Question

# A sample of acetic acid (weak acid) was neutralized with .05M NaOH solution by titration. 34...

A sample of acetic acid (weak acid) was neutralized with .05M NaOH solution by titration. 34 mL of NaOH had been used. Show your work.

CH3COOH + NaOH-----CH3COONa + H2O

a) Calculate how many moles of NaOH were used?

b) How many moles of aspirin were in a sample?

c) Calculate how many grams of acetic acid were in the sample

d) When acetic acid is titrated with NaOH solution what is the pH at the equivalence point? Circle the right answer.

pH>7
pH=7
pH<7

a) Moles of NaOH used =

Molarity = Moles of NaCL / Liter of solution

therefore ,

Moles of NaCl = Molarity x liter of solution

= 0.05 x 0.034 ( 34 ml = 0.034 liter )

= 0.0017 Moles of NaCl

b) Moles of Acetic acid =

In the reaction the ratio of Acetic acid to NaCl is 1;1

therefore moles of acetic acid is also 0.0017

c ) Grams of acetic acid =

We know that No. of moles = Grams / Mol. Weight

therefore ,

Grams = Mol.
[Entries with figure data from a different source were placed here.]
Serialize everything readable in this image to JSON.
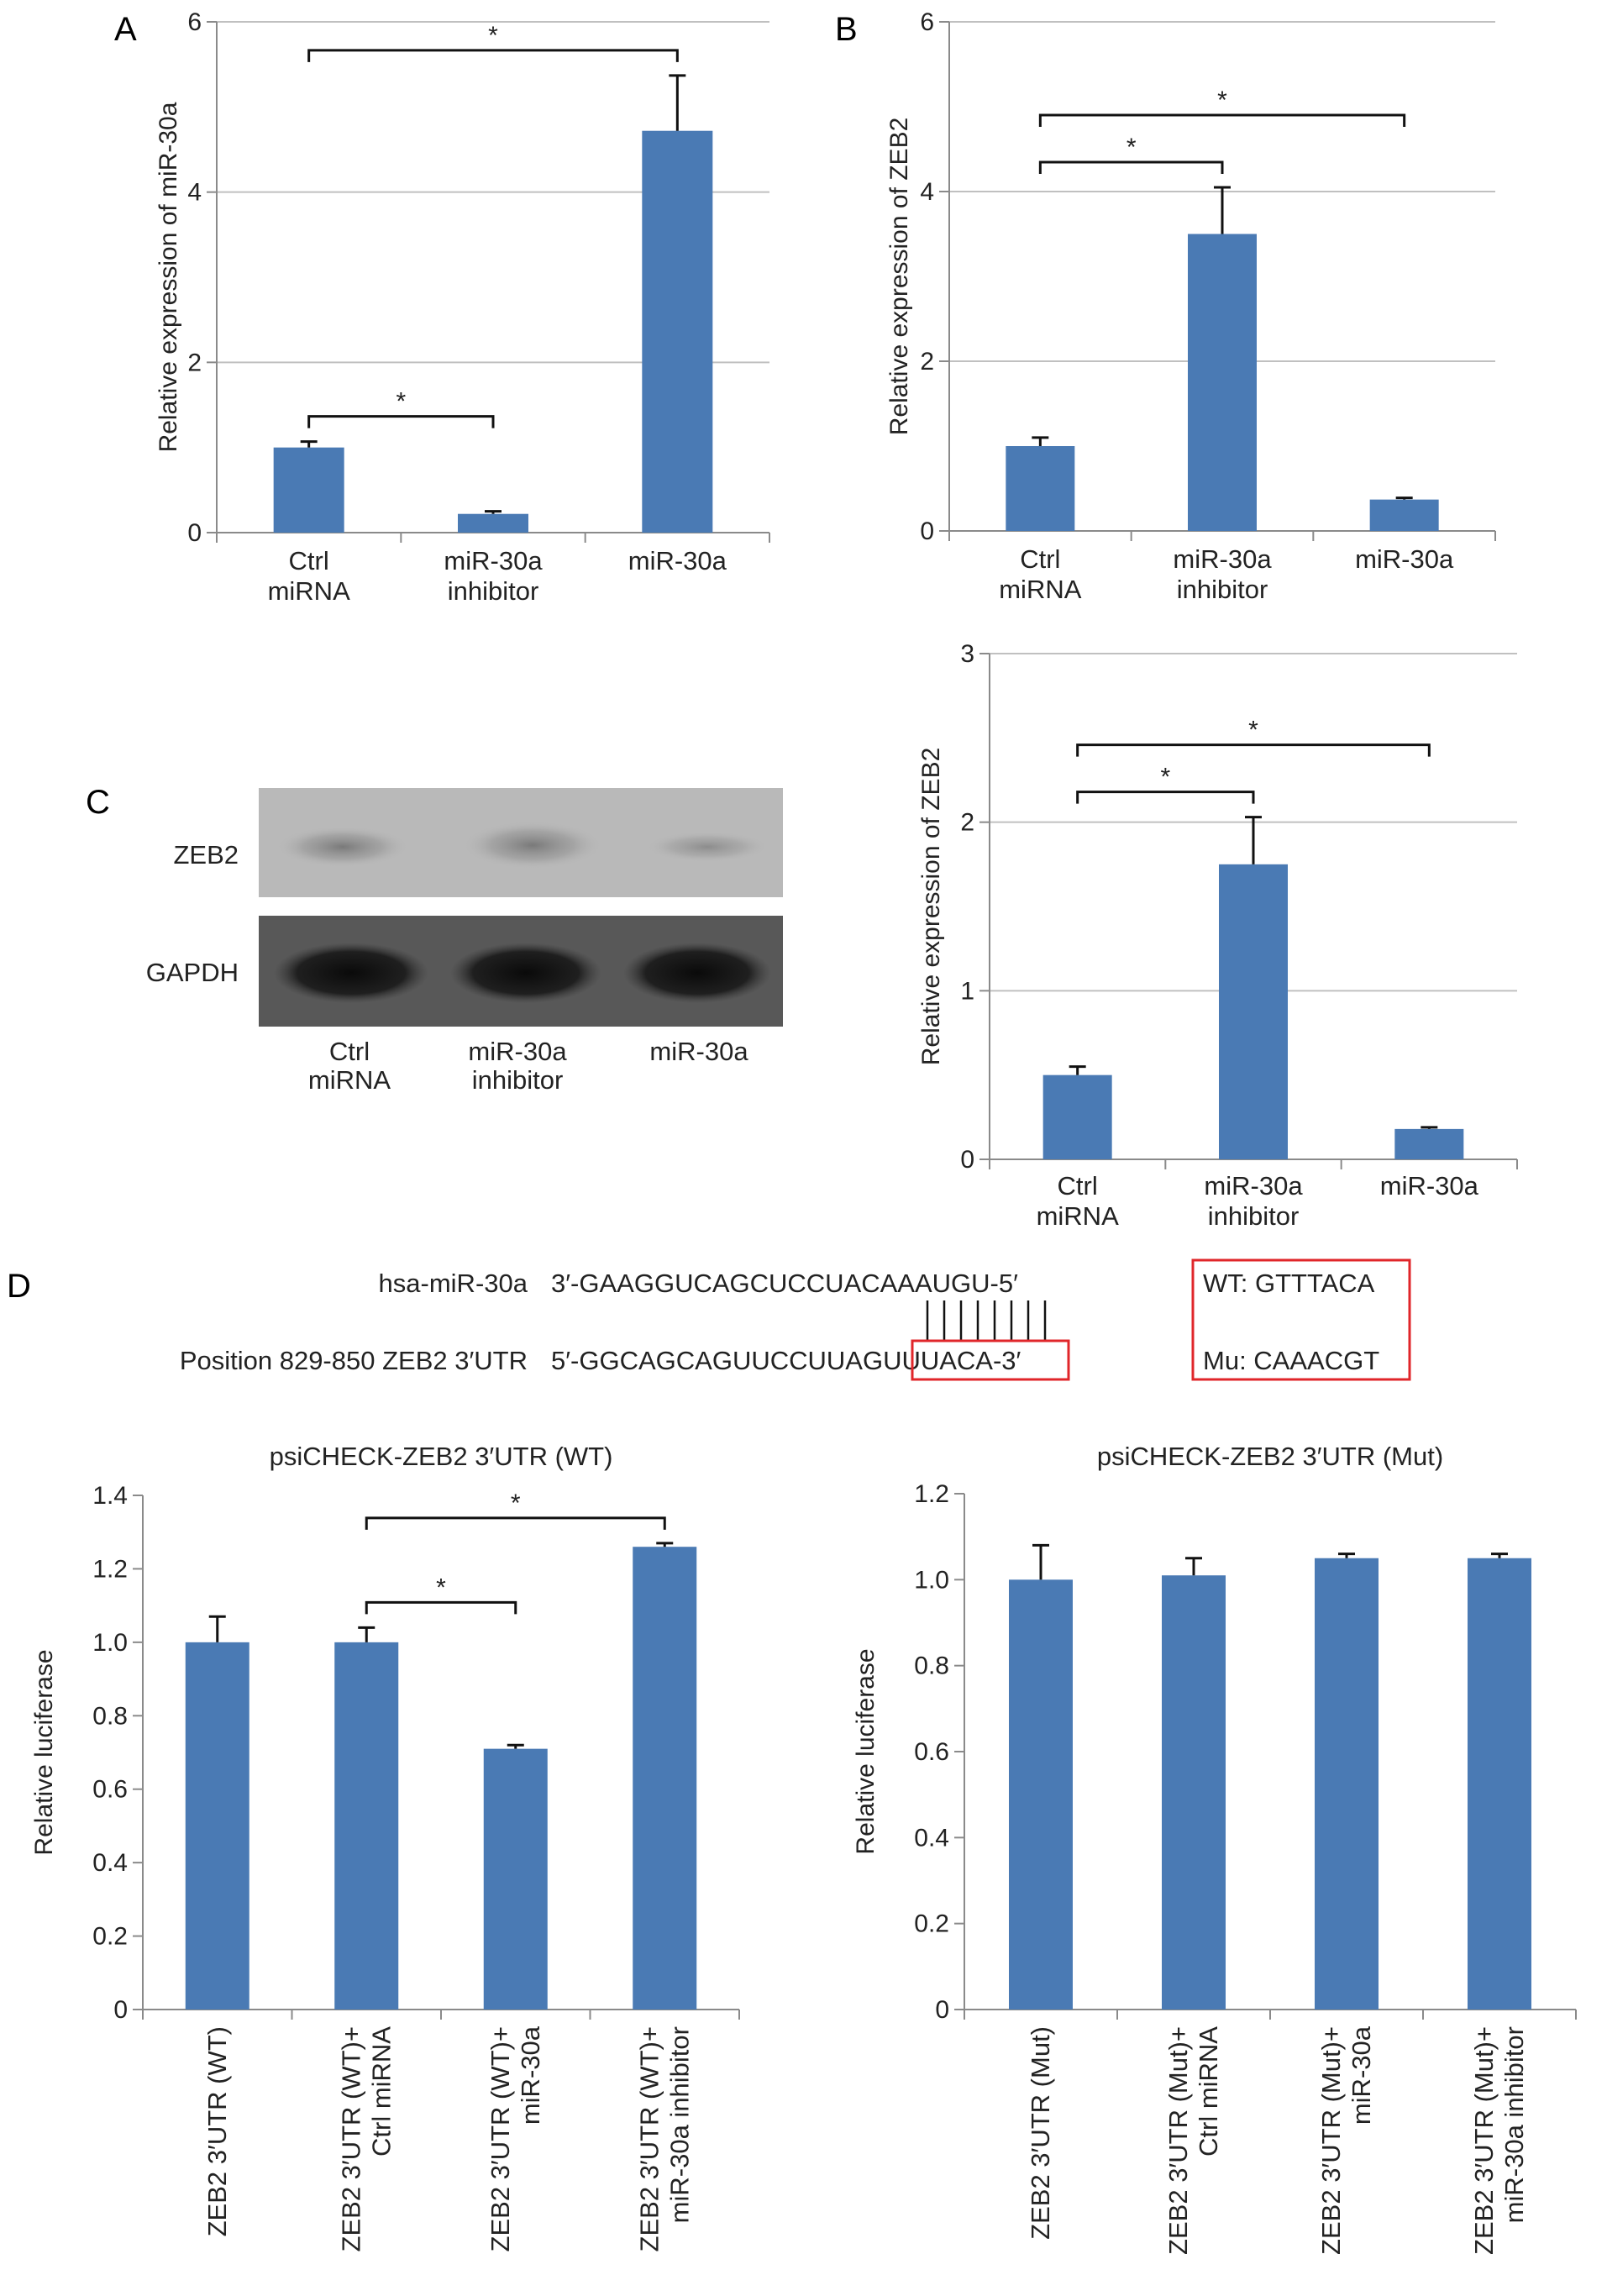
{
  "colors": {
    "bar": "#4a7ab4",
    "grid": "#c0c0c0",
    "axis": "#8a8a8a",
    "box": "#e0262a"
  },
  "panels": {
    "a": "A",
    "b": "B",
    "c": "C",
    "d": "D"
  },
  "chart_data": [
    {
      "id": "A",
      "type": "bar",
      "categories": [
        "Ctrl miRNA",
        "miR-30a inhibitor",
        "miR-30a"
      ],
      "category_lines": [
        [
          "Ctrl",
          "miRNA"
        ],
        [
          "miR-30a",
          "inhibitor"
        ],
        [
          "miR-30a"
        ]
      ],
      "values": [
        1.0,
        0.22,
        4.72
      ],
      "errors": [
        0.07,
        0.03,
        0.65
      ],
      "ylabel": "Relative expression of miR-30a",
      "title": "",
      "ylim": [
        0,
        6
      ],
      "yticks": [
        "0",
        "2",
        "4",
        "6"
      ],
      "grid": true,
      "significance": [
        {
          "from": 0,
          "to": 1,
          "label": "*"
        },
        {
          "from": 0,
          "to": 2,
          "label": "*"
        }
      ]
    },
    {
      "id": "B",
      "type": "bar",
      "categories": [
        "Ctrl miRNA",
        "miR-30a inhibitor",
        "miR-30a"
      ],
      "category_lines": [
        [
          "Ctrl",
          "miRNA"
        ],
        [
          "miR-30a",
          "inhibitor"
        ],
        [
          "miR-30a"
        ]
      ],
      "values": [
        1.0,
        3.5,
        0.37
      ],
      "errors": [
        0.1,
        0.55,
        0.02
      ],
      "ylabel": "Relative expression of ZEB2",
      "title": "",
      "ylim": [
        0,
        6
      ],
      "yticks": [
        "0",
        "2",
        "4",
        "6"
      ],
      "grid": true,
      "significance": [
        {
          "from": 0,
          "to": 1,
          "label": "*"
        },
        {
          "from": 0,
          "to": 2,
          "label": "*"
        }
      ]
    },
    {
      "id": "C",
      "type": "bar",
      "categories": [
        "Ctrl miRNA",
        "miR-30a inhibitor",
        "miR-30a"
      ],
      "category_lines": [
        [
          "Ctrl",
          "miRNA"
        ],
        [
          "miR-30a",
          "inhibitor"
        ],
        [
          "miR-30a"
        ]
      ],
      "values": [
        0.5,
        1.75,
        0.18
      ],
      "errors": [
        0.05,
        0.28,
        0.01
      ],
      "ylabel": "Relative expression of ZEB2",
      "title": "",
      "ylim": [
        0,
        3
      ],
      "yticks": [
        "0",
        "1",
        "2",
        "3"
      ],
      "grid": true,
      "significance": [
        {
          "from": 0,
          "to": 1,
          "label": "*"
        },
        {
          "from": 0,
          "to": 2,
          "label": "*"
        }
      ]
    },
    {
      "id": "D-WT",
      "type": "bar",
      "categories": [
        "ZEB2 3′UTR (WT)",
        "ZEB2 3′UTR (WT)+ Ctrl miRNA",
        "ZEB2 3′UTR (WT)+ miR-30a",
        "ZEB2 3′UTR (WT)+ miR-30a inhibitor"
      ],
      "category_lines": [
        [
          "ZEB2 3′UTR (WT)"
        ],
        [
          "ZEB2 3′UTR (WT)+",
          "Ctrl miRNA"
        ],
        [
          "ZEB2 3′UTR (WT)+",
          "miR-30a"
        ],
        [
          "ZEB2 3′UTR (WT)+",
          "miR-30a inhibitor"
        ]
      ],
      "values": [
        1.0,
        1.0,
        0.71,
        1.26
      ],
      "errors": [
        0.07,
        0.04,
        0.01,
        0.01
      ],
      "ylabel": "Relative luciferase",
      "title": "psiCHECK-ZEB2 3′UTR (WT)",
      "ylim": [
        0,
        1.4
      ],
      "yticks": [
        "0",
        "0.2",
        "0.4",
        "0.6",
        "0.8",
        "1.0",
        "1.2",
        "1.4"
      ],
      "grid": false,
      "significance": [
        {
          "from": 1,
          "to": 2,
          "label": "*"
        },
        {
          "from": 1,
          "to": 3,
          "label": "*"
        }
      ]
    },
    {
      "id": "D-Mut",
      "type": "bar",
      "categories": [
        "ZEB2 3′UTR (Mut)",
        "ZEB2 3′UTR (Mut)+ Ctrl miRNA",
        "ZEB2 3′UTR (Mut)+ miR-30a",
        "ZEB2 3′UTR (Mut)+ miR-30a inhibitor"
      ],
      "category_lines": [
        [
          "ZEB2 3′UTR (Mut)"
        ],
        [
          "ZEB2 3′UTR (Mut)+",
          "Ctrl miRNA"
        ],
        [
          "ZEB2 3′UTR (Mut)+",
          "miR-30a"
        ],
        [
          "ZEB2 3′UTR (Mut)+",
          "miR-30a inhibitor"
        ]
      ],
      "values": [
        1.0,
        1.01,
        1.05,
        1.05
      ],
      "errors": [
        0.08,
        0.04,
        0.01,
        0.01
      ],
      "ylabel": "Relative luciferase",
      "title": "psiCHECK-ZEB2 3′UTR (Mut)",
      "ylim": [
        0,
        1.2
      ],
      "yticks": [
        "0",
        "0.2",
        "0.4",
        "0.6",
        "0.8",
        "1.0",
        "1.2"
      ],
      "grid": false,
      "significance": []
    }
  ],
  "blot": {
    "rows": [
      "ZEB2",
      "GAPDH"
    ],
    "lanes": [
      [
        "Ctrl",
        "miRNA"
      ],
      [
        "miR-30a",
        "inhibitor"
      ],
      [
        "miR-30a"
      ]
    ]
  },
  "sequence": {
    "mir_label": "hsa-miR-30a",
    "mir_seq": "3′-GAAGGUCAGCUCCUACAAAUGU-5′",
    "utr_label": "Position 829-850 ZEB2 3′UTR",
    "utr_prefix": "5′-GGCAGCAGUUCCUUA",
    "utr_site": "GUUUACA",
    "utr_suffix": "-3′",
    "wt": "WT: GTTTACA",
    "mu": "Mu: CAAACGT"
  }
}
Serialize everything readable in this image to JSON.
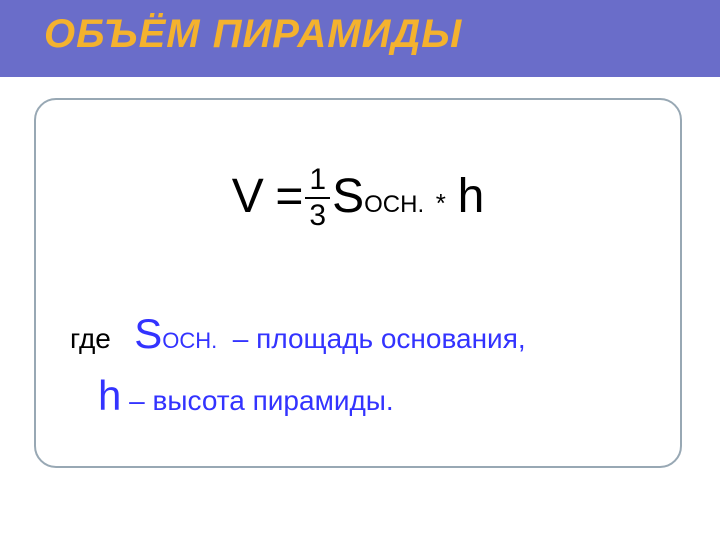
{
  "colors": {
    "band_bg": "#6a6dc9",
    "title": "#f4b22e",
    "body": "#000000",
    "accent": "#3333ff",
    "box_border": "#98a8b4"
  },
  "title": "ОБЪЁМ ПИРАМИДЫ",
  "formula": {
    "V": "V",
    "equals": "=",
    "frac_num": "1",
    "frac_den": "3",
    "S": "S",
    "S_sub": "ОСН.",
    "op": "*",
    "h": "h"
  },
  "desc": {
    "where": "где",
    "S": "S",
    "S_sub": "ОСН.",
    "dash1": "–",
    "S_text": "площадь основания,",
    "h": "h",
    "dash2": "–",
    "h_text": "высота пирамиды."
  }
}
Weight x No. of moles

= 60.05 x 0.0017

= 0.102 grams of acetic acid.

d ) At the equivalence point the pH is greater then 7 because all of the acetic acid has been converted to its conjugate base CH3COO- by the addition of NaOH and now the equilibrium moves backwards towards Acetic acid and produces hydroxide, Therefore,

pH > 7.